Before we jump into this topic, see if you can decipher what this comic is telling us.
The joke here is that for all our obsessive mandating that people use a combination of uppercase/lowercase/numbers to increase password strength, we still don’t really accomplish the goal of making passwords harder for bots to guess. In addition to this, passwords with all kinds of funny characters are much more difficult to remember, prompting many users to either write down their passwords, or use a password manager.
This will work, but it’s is sort of like hiding the key for your house in the mailbox; it defeats the purpose of having a lock in the first place.
Passwords are broken or “cracked” by bots mainly in one of these two ways:
Brute Force – A program will simply try all combinations, starting with the minimum length and going from there. This is not very effective and tends to not work with passwords 10 characters or longer.

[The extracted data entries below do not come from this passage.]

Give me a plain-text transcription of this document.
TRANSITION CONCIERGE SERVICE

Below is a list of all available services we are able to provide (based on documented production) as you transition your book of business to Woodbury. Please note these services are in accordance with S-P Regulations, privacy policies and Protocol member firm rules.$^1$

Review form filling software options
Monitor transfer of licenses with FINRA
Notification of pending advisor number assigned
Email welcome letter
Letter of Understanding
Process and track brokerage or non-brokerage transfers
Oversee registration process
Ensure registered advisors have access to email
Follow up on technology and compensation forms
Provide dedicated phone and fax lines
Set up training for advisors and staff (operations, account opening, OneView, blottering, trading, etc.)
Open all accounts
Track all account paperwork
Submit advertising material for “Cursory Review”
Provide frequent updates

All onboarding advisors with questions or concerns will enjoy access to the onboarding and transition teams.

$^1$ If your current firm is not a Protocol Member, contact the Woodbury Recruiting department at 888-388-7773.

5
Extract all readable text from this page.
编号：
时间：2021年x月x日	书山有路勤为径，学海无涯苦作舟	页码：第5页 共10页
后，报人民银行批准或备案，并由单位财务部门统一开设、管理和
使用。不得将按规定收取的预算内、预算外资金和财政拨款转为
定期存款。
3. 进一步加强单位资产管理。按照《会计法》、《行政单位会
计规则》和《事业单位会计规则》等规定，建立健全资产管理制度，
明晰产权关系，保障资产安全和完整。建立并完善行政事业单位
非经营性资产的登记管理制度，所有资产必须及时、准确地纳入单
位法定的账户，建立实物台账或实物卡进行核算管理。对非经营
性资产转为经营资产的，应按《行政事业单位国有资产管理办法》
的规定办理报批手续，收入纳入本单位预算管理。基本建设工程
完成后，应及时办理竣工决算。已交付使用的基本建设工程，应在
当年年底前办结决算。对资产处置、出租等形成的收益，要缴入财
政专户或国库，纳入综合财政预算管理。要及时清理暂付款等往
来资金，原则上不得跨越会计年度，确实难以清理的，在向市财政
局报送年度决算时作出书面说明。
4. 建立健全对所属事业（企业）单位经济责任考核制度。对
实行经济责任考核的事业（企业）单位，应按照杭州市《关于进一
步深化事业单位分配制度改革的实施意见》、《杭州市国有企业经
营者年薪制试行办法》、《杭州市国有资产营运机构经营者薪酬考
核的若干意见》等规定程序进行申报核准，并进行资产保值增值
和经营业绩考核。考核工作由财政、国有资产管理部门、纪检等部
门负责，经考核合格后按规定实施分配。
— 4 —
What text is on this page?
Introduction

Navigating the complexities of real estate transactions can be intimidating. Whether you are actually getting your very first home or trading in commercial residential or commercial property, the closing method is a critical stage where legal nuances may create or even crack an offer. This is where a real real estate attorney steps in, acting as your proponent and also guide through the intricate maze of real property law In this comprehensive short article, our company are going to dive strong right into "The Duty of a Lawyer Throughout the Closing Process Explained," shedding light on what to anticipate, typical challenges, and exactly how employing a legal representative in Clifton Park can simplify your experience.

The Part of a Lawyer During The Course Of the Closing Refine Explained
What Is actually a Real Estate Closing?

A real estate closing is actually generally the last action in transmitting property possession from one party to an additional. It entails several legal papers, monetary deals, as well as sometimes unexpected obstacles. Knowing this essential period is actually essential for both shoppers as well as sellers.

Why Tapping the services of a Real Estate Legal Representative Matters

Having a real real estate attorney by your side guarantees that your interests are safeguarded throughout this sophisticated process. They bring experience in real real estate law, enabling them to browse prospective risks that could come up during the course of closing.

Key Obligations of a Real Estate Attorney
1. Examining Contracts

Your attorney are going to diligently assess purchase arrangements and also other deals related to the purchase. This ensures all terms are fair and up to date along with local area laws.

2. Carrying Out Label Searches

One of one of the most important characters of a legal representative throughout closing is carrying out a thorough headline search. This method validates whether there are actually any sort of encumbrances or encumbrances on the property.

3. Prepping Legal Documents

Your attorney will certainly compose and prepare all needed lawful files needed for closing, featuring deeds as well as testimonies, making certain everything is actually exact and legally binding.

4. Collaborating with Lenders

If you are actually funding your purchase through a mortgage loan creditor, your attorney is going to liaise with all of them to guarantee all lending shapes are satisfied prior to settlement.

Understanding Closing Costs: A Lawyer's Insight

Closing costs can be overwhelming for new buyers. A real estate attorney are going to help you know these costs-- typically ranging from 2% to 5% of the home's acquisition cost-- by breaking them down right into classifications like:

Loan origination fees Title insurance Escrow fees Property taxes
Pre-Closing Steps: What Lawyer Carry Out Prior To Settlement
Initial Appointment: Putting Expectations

Rainbow Tables – A program will use a very large list of common passwords, compiled through various means, as well as common variations within them (such as adding a piece of punctuation, or subbing a zero for the letter o) This is the most effective means of breaking into accounts.
Most online applications will support the use of a passphrase, although they may still insist you meet the various requirements such as upper/lowercase & numbers within your phrase. This only serves to make your password more difficult to guess.
At some point in the future there will be better means of authentication, but for the time being, the humble password isn’t going anywhere.
At Navigator Multimedia Inc., as a Kelowna website hosting provider, we recommend the use of passphrases, as they are more secure and easier to remember.
Just don’t use “Correct Horse Battery Staple” – that one is taken.